Death Proof follows Stuntman Mike (Kurt Russell) as a psychopath who uses his supped-up muscle car as a weapon with which to murder unsuspecting beautiful women. What Stuntman Mike forgets or perhaps never knew is that hell hath no fury like a woman… No more plot or story explanation is required. Or at least, in a genre film of this nature, there shouldn’t half to be.
While Rodriguez’s gruesome mayhem would be a tough act for anyone to follow, Tarantino’s
Death Proof so scandalously kills the mood that it is as if all the fun in the theater is suddenly sucked into the vacuum of space.
Death Proof is never-ending dialogue. Too caught up in once again trying to impress us with his verbal repartee, Tarantino spends incalculable time allowing his characters to drone on and on about sex, drugs and rock-and-roll. This might be ok if Tarantino were half as funny or as hip as he thinks he is.
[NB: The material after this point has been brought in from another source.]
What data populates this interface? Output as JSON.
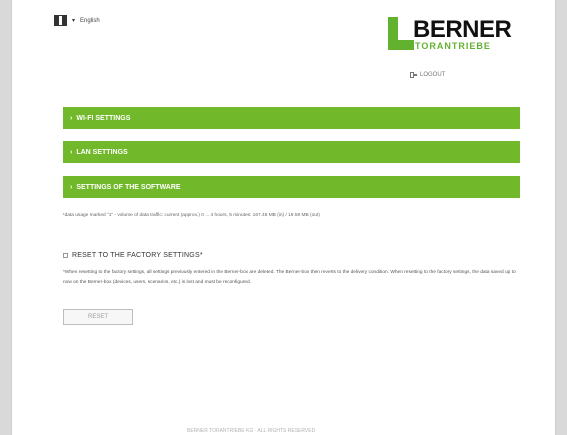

But instead, the tiresome first half of
Death Proof hits the theater floor with the sort of resounding thud no one would have been capable of hearing in
Planet Terror because the audience was too busy laughing and screaming.
Worse yet, eschewing Grindhouse’s notorious lack of cinematic quality, Tarantino shoots his subjects with loving cinematic caresses, beautiful light, and fluid camerawork.
Death Proof is preposterously self-referential, playing like a cinephile’s broken record of movie shout-outs. (I swear, Tarantino, if you invoke
Vanishing Point just one more time…!) Like Rodriguez, Tarantino fills his segment with homages to the look and feel of his predecessors — freeze-frames, funky colors, and voyeuristic ogling of scantly clad girls — but overall he fails so miserably at anything even close to a facsimile, let alone a reenvisioning, that, cut off from any sort of context, the film utterly crashes and burns. It is as if Tarantino knows what a sloppy, over-the-top, schlocky movie is supposed to look like but he just can’t lower himself to sincerely make one.
To be fair, this achieves the desired affect — when the twisted metal and mechanical carnage begins in earnest, we have indeed been lulled into a false sense of security. But we’ve also been lured right of out giving a damn.
Despite this stinker, one cannot help but smile to see
Escape From New York’s Snake Plissken or
The Thing's R.J. MacReady swagger back into a B-movie. Kurt Russell may be past his prime, but he is still one badass mofo. And let’s face it, the ladies (including Rosario Dawson) certainly aren’t hard on the eyes either. (Stuntwoman Zoe Bell, who doubled Uma Thurman in
Kill Bill, is infectious fun in her acting debut; that she is also able to do her own stunts lends a terrifying degree of authenticity to the only exciting parts of
Death Proof).
Does Tarantino have any original ideas of his own? Is he incapable of doing anything at all other then blatantly ripping off from and amalgamating the films of those who’ve gone before him? It so, we haven’t seen it yet. Sure, he’s made some fine films, but has he ever made a singularly authentic, sincere, innovative frame of film in his entire life?
It’s too bad
Grindhouse didn’t come out one week earlier. At least then we’d all be in on the April Fool’s joke.